Anunciada nas redes sociais, a decisão do presidente Jair Bolsonaro de anular normas que reforçavam o rastreamento, a identificação e a marcação de armas, projéteis e outros produtos controlados surpreendeu especialistas críticos à flexibilização.
Em 17 de abril, dirigindo-se a atiradores e colecionadores no Twitter, Bolsonaro informou que revogaria as portarias nº 46, 60 e 61, publicadas em março pelo Comando Logístico do Exército (Colog), por não se adequarem às suas diretrizes.
A portaria nº 46 havia criado o Sistema Nacional de Rastreamento de Produtos Controlados pelo Exército (SisNar). A nº 60 tornava mais rigorosa a marcação e identificação de armas e a nº 61 ampliava a fiscalização sobre embalagens e cartuchos de munição.
O recuo, segundo membros do Fórum Brasileiro de Segurança Pública, representa retrocesso e tende a facilitar desvios.
— O Brasil já sofre uma epidemia de criminalidade e de violência bastante alta para que o crime seja abastecido com mais material de trabalho. O descompromisso com o controle é preocupante — avalia o advogado Ivan Marques, integrante do fórum.
Na avaliação de Rafael Alcadipani, que também compõe o órgão e é professor da Fundação Getulio Vargas, ao aceitar revogar as portarias, o Exército “deixou de ser uma instituição de Estado e passou a ser uma instituição política”.
— Mesmo a pessoa que pratica tiro por esporte, se tiver consciência, é a favor do controle, porque isso beneficia a sociedade. Com rastreamento preciso, sempre que a polícia encontra cápsulas na cena de um crime, sabe de onde vieram. O esclarecimento de assassinatos nos Estados Unidos e na Europa usa muito isso. Aqui, o tema virou motivo de bravata e de ideologia — diz Alcadipani.

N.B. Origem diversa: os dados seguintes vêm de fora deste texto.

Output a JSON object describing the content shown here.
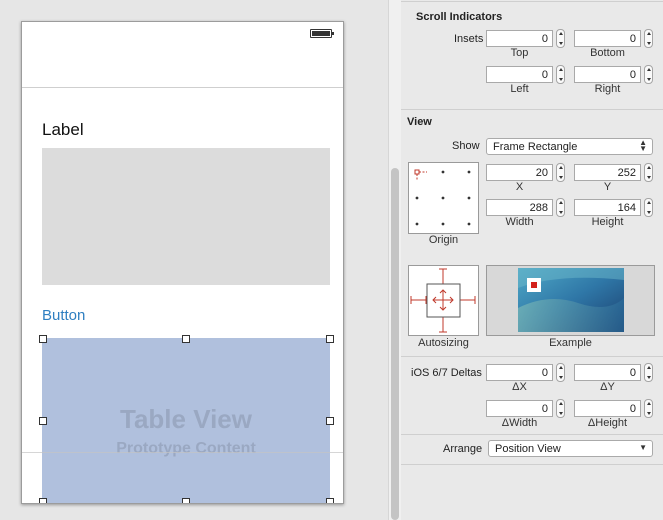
{
  "canvas": {
    "label_text": "Label",
    "button_text": "Button",
    "table_view": {
      "title": "Table View",
      "subtitle": "Prototype Content"
    }
  },
  "inspector": {
    "scroll_indicators": {
      "header": "Scroll Indicators",
      "insets_label": "Insets",
      "top": {
        "value": "0",
        "caption": "Top"
      },
      "bottom": {
        "value": "0",
        "caption": "Bottom"
      },
      "left": {
        "value": "0",
        "caption": "Left"
      },
      "right": {
        "value": "0",
        "caption": "Right"
      }
    },
    "view": {
      "header": "View",
      "show_label": "Show",
      "show_value": "Frame Rectangle",
      "x": {
        "value": "20",
        "caption": "X"
      },
      "y": {
        "value": "252",
        "caption": "Y"
      },
      "width": {
        "value": "288",
        "caption": "Width"
      },
      "height": {
        "value": "164",
        "caption": "Height"
      },
      "origin_caption": "Origin",
      "autosizing_caption": "Autosizing",
      "example_caption": "Example"
    },
    "deltas": {
      "label": "iOS 6/7 Deltas",
      "dx": {
        "value": "0",
        "caption": "ΔX"
      },
      "dy": {
        "value": "0",
        "caption": "ΔY"
      },
      "dwidth": {
        "value": "0",
        "caption": "ΔWidth"
      },
      "dheight": {
        "value": "0",
        "caption": "ΔHeight"
      }
    },
    "arrange": {
      "label": "Arrange",
      "value": "Position View"
    }
  },
  "icons": [
    "battery-icon",
    "stepper-icon",
    "popup-arrows-icon",
    "origin-selector-icon",
    "autosizing-strut-icon",
    "example-thumbnail-icon"
  ],
  "colors": {
    "accent_blue": "#2f7fc1",
    "table_view_fill": "#b0c0dd",
    "autosizing_red": "#c0392b",
    "gray_view_fill": "#dcdcdc"
  }
}
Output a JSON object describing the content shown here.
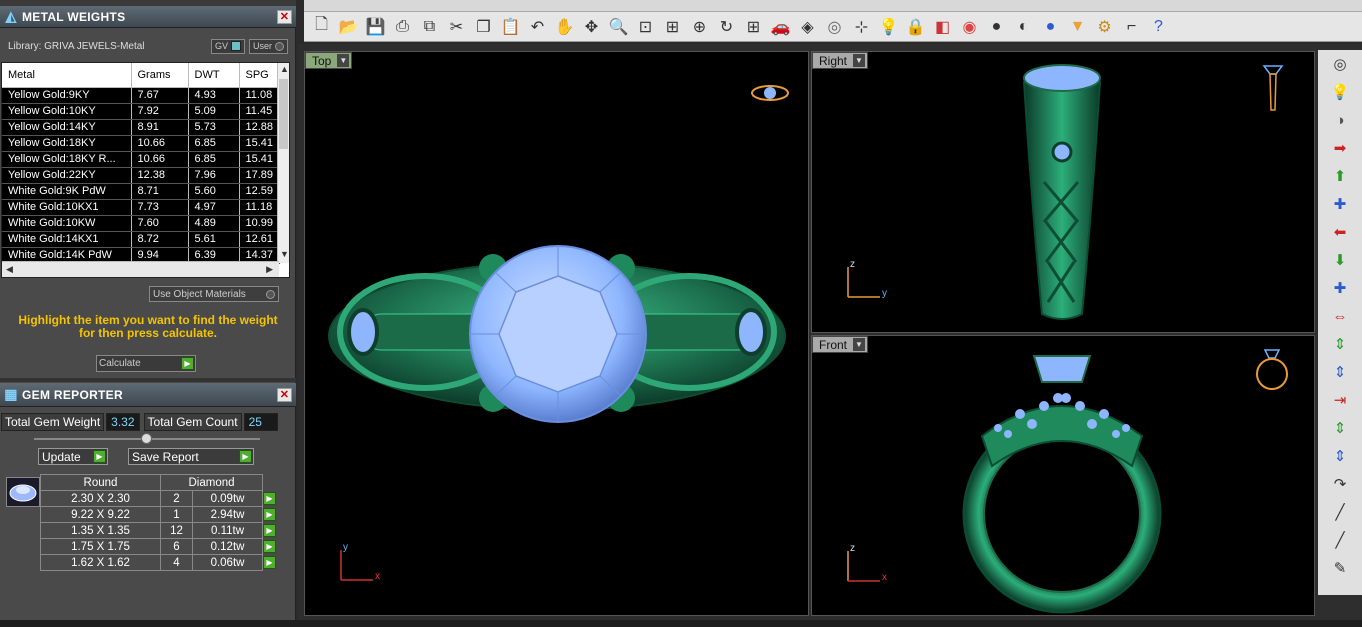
{
  "metal_weights": {
    "title": "METAL WEIGHTS",
    "library": "Library: GRIVA JEWELS-Metal",
    "gv_label": "GV",
    "user_label": "User",
    "columns": [
      "Metal",
      "Grams",
      "DWT",
      "SPG"
    ],
    "rows": [
      [
        "Yellow Gold:9KY",
        "7.67",
        "4.93",
        "11.08"
      ],
      [
        "Yellow Gold:10KY",
        "7.92",
        "5.09",
        "11.45"
      ],
      [
        "Yellow Gold:14KY",
        "8.91",
        "5.73",
        "12.88"
      ],
      [
        "Yellow Gold:18KY",
        "10.66",
        "6.85",
        "15.41"
      ],
      [
        "Yellow Gold:18KY R...",
        "10.66",
        "6.85",
        "15.41"
      ],
      [
        "Yellow Gold:22KY",
        "12.38",
        "7.96",
        "17.89"
      ],
      [
        "White Gold:9K PdW",
        "8.71",
        "5.60",
        "12.59"
      ],
      [
        "White Gold:10KX1",
        "7.73",
        "4.97",
        "11.18"
      ],
      [
        "White Gold:10KW",
        "7.60",
        "4.89",
        "10.99"
      ],
      [
        "White Gold:14KX1",
        "8.72",
        "5.61",
        "12.61"
      ],
      [
        "White Gold:14K PdW",
        "9.94",
        "6.39",
        "14.37"
      ]
    ],
    "use_object_materials": "Use Object Materials",
    "hint": "Highlight the item you want to find the weight for then press calculate.",
    "calculate_label": "Calculate"
  },
  "gem_reporter": {
    "title": "GEM REPORTER",
    "total_weight_label": "Total Gem Weight",
    "total_weight": "3.32",
    "total_count_label": "Total Gem Count",
    "total_count": "25",
    "update_label": "Update",
    "save_label": "Save Report",
    "shape": "Round",
    "material": "Diamond",
    "gems": [
      [
        "2.30 X 2.30",
        "2",
        "0.09tw"
      ],
      [
        "9.22 X 9.22",
        "1",
        "2.94tw"
      ],
      [
        "1.35 X 1.35",
        "12",
        "0.11tw"
      ],
      [
        "1.75 X 1.75",
        "6",
        "0.12tw"
      ],
      [
        "1.62 X 1.62",
        "4",
        "0.06tw"
      ]
    ]
  },
  "viewports": {
    "top": "Top",
    "right": "Right",
    "front": "Front"
  },
  "axes": {
    "x": "x",
    "y": "y",
    "z": "z"
  },
  "icons": {
    "toolbar": [
      "new-file-icon",
      "open-folder-icon",
      "save-icon",
      "print-icon",
      "copy-file-icon",
      "cut-icon",
      "copy-icon",
      "paste-icon",
      "undo-icon",
      "pan-hand-icon",
      "rotate-view-icon",
      "zoom-icon",
      "zoom-window-icon",
      "zoom-extents-icon",
      "zoom-selected-icon",
      "refresh-icon",
      "four-view-icon",
      "car-render-icon",
      "render-mode-icon",
      "snap-icon",
      "gumball-icon",
      "light-icon",
      "lock-icon",
      "layer-icon",
      "color-wheel-icon",
      "shade-icon",
      "material-icon",
      "render-sphere-icon",
      "cone-icon",
      "gear-icon",
      "dimension-icon",
      "help-icon"
    ],
    "right_toolbar": [
      "camera-icon",
      "bulb-icon",
      "sphere-icon",
      "move-right-icon",
      "move-up-icon",
      "move-axis-icon",
      "move-left-icon",
      "move-down-icon",
      "move-axis-down-icon",
      "scale-x-icon",
      "scale-y-icon",
      "scale-z-icon",
      "shrink-icon",
      "stretch-y-icon",
      "scale-axis-icon",
      "curve-icon",
      "line-icon",
      "line-diagonal-icon",
      "eraser-icon"
    ]
  },
  "colors": {
    "accent_green": "#4fae2f",
    "hint_yellow": "#f4c400",
    "ring_green": "#1f7a54",
    "gem_blue": "#8eb6ff"
  }
}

A análise é corroborada por Melina Risso, do Instituto Igarapé, do Rio de Janeiro. Co-autora do livro Segurança Pública, a pesquisadora destaca que o Colog vinha implementando melhorias importantes. Ela ressalta que o revés vem na esteira de um conjunto de alterações promovidas desde 2019 por Bolsonaro para facilitar o acesso aos produtos controlados, incluindo a ampliação do limite de compra de munição:
— O Exército estava preocupado em aprimorar os mecanismos de controle. O que Bolsonaro tem feito é o oposto, e não é de hoje. Só o crime ganha com isso.

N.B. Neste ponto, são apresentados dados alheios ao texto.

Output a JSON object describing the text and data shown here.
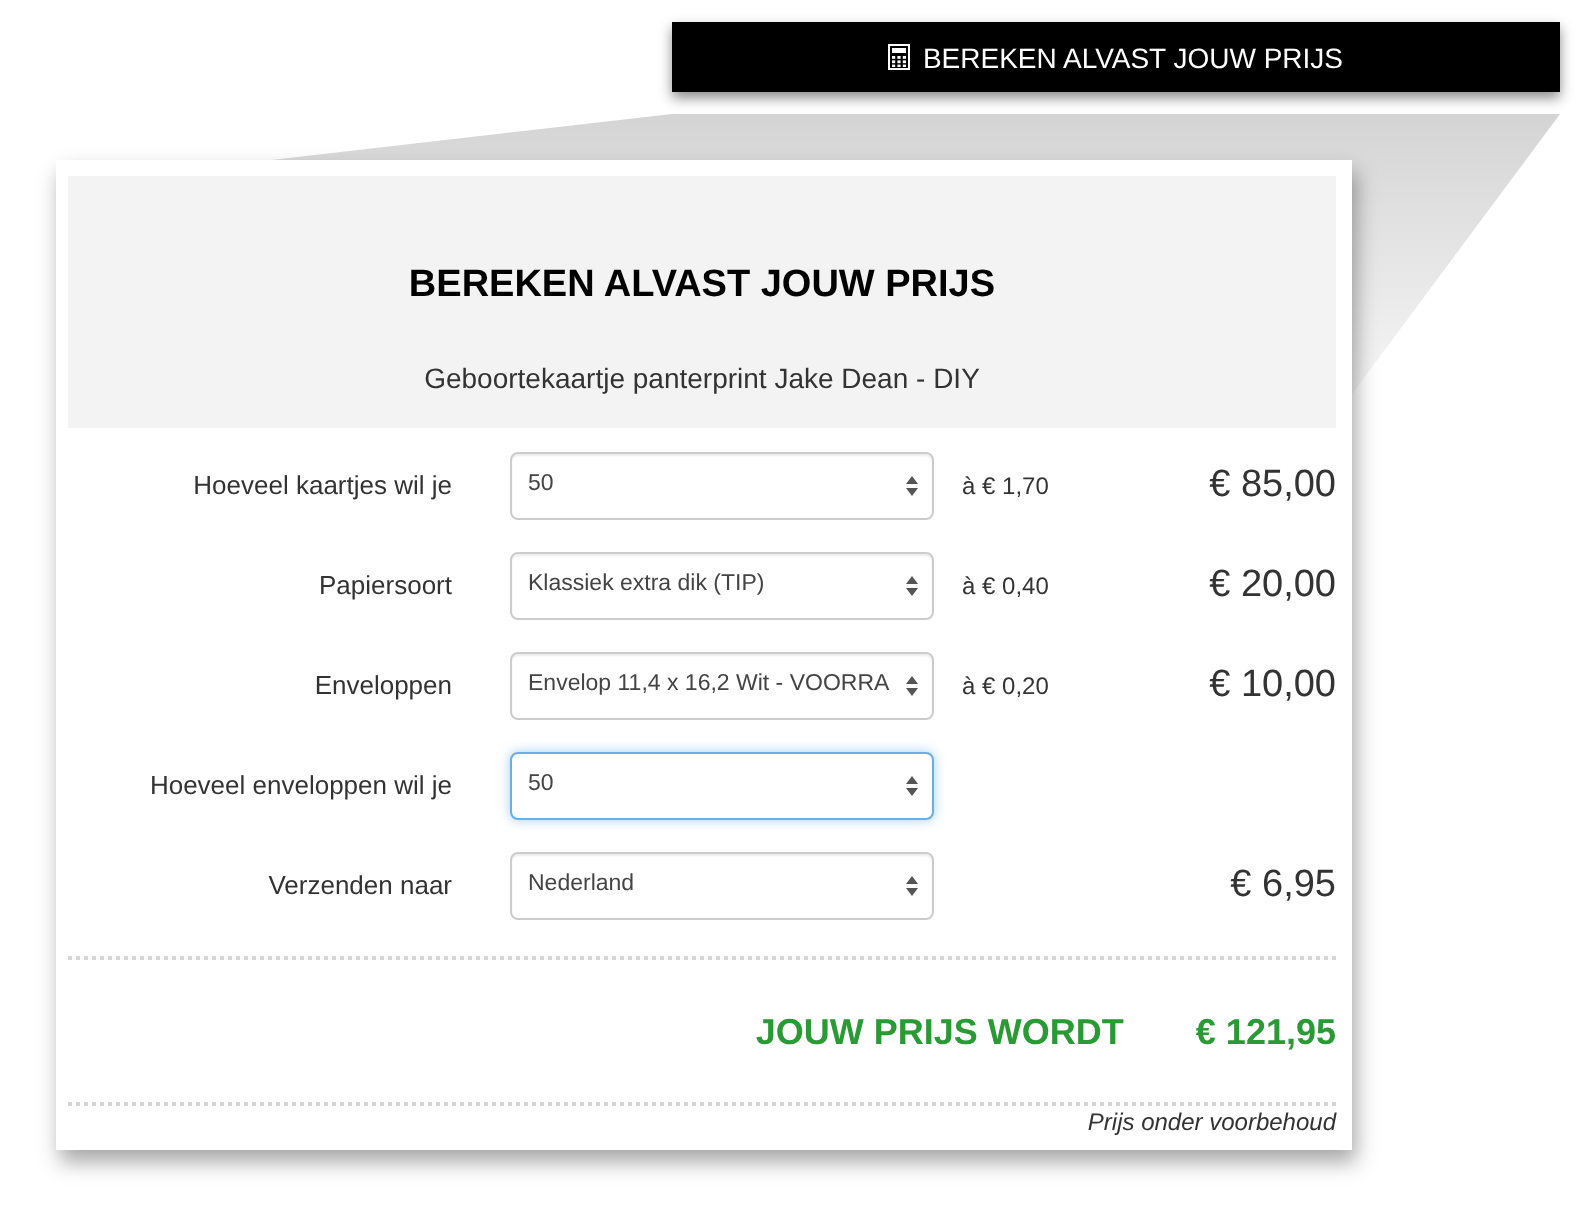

A suspeita de interferência do presidente em atos exclusivos do Exército se tornou foco de investigação no Ministério Público Federal (MPF). Em ofício, o chefe do Colog, general Laerte de Souza Santos, declarou que a revogação teve o objetivo de aperfeiçoar pontos das portarias que haviam provocado dúvidas. Ele justificou a anulação declarando que “surgiram inúmeros questionamentos e contrapontos levantados por diversos setores da sociedade, especialmente nas mídias sociais, e da administração pública em razão da tecnicidade do tema”.